Até o safado, que disputa com o canalha o segredo da eterna juventude entre os principais nomeadores do mau-caratismo, revela sua origem social humilde. É o particípio do verbo “safar” no sentido hoje pouco difundido de gastar pelo uso frequente, inutilizar —no caso, valendo para a roupa velha o mesmo que para a dignidade do cidadão.  

A história da humanidade, como se sabe, passa longe de confirmar o automatismo dessa relação entre pobreza e desonestidade que a história das palavras sugere. Nobres ignóbeis são figurinhas tão fáceis quanto biltres com salário gordo, auxílio-moradia e gravata Ermenegildo Zegna.

Isso torna especialmente interessante aquela seção do glossário da sem-vergonhice em que as palavras, tendo origem nebulosa, não precisam brigar com seu DNA socialmente intolerante para dar conta das epidemias de escrotidão que acometem o topo da pirâmide social. 

Cafajeste, por exemplo, ninguém sabe de onde vem. Também nasceu para nomear o indivíduo grosseiro e armador de baixa condição social, mas os estudiosos carimbam o termo —juntamente com pilantra, pelintra, patife e calhorda— como de origem obscura ou de “formação expressiva”, quando o som pula na frente e traz o sentido a reboque. Ou seja: mesmo à luz da etimologia, pode ser usado sem contraindicações.

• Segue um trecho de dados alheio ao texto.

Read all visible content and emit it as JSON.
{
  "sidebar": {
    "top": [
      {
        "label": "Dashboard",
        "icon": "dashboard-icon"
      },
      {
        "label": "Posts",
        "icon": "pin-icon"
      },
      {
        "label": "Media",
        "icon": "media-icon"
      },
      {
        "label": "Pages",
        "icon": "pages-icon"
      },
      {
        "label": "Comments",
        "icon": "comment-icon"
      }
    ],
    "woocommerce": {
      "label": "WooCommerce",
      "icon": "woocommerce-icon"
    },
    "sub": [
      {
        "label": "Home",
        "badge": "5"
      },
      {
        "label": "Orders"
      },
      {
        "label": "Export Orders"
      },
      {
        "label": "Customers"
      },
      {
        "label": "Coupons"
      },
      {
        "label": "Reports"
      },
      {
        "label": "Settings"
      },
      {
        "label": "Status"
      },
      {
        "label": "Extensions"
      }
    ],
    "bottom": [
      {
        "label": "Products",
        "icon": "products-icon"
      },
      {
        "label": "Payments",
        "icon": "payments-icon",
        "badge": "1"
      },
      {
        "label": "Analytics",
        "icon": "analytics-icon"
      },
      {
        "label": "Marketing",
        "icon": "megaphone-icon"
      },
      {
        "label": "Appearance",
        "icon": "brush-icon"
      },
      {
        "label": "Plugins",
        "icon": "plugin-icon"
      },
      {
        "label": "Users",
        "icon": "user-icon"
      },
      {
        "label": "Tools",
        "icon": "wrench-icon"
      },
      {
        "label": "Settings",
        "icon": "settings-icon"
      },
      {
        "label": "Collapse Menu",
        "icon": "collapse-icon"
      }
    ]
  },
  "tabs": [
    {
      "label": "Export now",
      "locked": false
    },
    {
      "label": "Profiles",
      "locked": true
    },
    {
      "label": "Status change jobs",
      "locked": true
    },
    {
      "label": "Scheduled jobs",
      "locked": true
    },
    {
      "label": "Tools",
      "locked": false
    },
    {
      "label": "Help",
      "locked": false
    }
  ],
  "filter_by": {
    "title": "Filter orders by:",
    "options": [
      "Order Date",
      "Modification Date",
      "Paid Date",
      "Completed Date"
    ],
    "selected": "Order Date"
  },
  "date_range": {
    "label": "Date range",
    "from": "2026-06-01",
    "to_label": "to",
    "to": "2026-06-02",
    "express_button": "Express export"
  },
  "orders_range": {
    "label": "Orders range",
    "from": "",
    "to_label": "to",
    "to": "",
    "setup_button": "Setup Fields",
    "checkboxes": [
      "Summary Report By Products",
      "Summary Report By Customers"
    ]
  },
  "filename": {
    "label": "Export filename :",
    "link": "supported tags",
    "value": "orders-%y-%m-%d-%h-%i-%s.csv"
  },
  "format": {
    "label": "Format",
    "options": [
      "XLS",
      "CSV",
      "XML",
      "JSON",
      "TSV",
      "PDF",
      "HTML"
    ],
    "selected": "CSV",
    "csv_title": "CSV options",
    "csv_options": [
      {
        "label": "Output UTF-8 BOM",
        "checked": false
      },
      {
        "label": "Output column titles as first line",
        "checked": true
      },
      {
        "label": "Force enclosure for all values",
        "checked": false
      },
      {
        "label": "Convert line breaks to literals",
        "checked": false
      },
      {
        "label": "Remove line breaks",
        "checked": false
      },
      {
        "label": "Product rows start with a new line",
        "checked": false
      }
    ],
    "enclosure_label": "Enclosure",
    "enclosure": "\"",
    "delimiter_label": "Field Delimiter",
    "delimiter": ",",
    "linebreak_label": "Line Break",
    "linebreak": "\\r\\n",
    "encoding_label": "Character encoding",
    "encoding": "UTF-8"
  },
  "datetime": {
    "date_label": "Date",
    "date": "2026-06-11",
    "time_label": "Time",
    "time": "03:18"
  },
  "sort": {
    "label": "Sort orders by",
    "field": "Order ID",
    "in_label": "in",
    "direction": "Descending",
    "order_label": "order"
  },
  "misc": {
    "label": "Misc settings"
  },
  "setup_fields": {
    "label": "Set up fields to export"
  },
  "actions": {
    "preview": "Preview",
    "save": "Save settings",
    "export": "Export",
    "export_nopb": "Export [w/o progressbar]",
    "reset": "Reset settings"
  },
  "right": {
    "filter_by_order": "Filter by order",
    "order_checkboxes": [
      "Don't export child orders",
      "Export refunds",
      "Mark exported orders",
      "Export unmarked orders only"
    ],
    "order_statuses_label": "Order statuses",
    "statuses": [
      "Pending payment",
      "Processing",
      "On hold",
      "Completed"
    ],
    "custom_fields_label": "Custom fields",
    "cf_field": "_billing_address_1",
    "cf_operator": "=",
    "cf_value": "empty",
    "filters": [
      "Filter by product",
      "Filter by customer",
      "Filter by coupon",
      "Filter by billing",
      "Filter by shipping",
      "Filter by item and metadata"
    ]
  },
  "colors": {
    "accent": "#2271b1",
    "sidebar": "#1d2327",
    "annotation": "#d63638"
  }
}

Ainda não falamos de outros membros do clube como escroto, salafrário, tratante, sacana, bandalho, velhaco, pústula, abjeto, pangarave. O quadro social é rico, mas aceitam-se novos associados. A língua só para quando morre.

Por falar em língua viva: passada essa maluquice, aposto na permanência de “felpudo” com o sentido (irônico, vá lá) de polpudo. Poesia pura.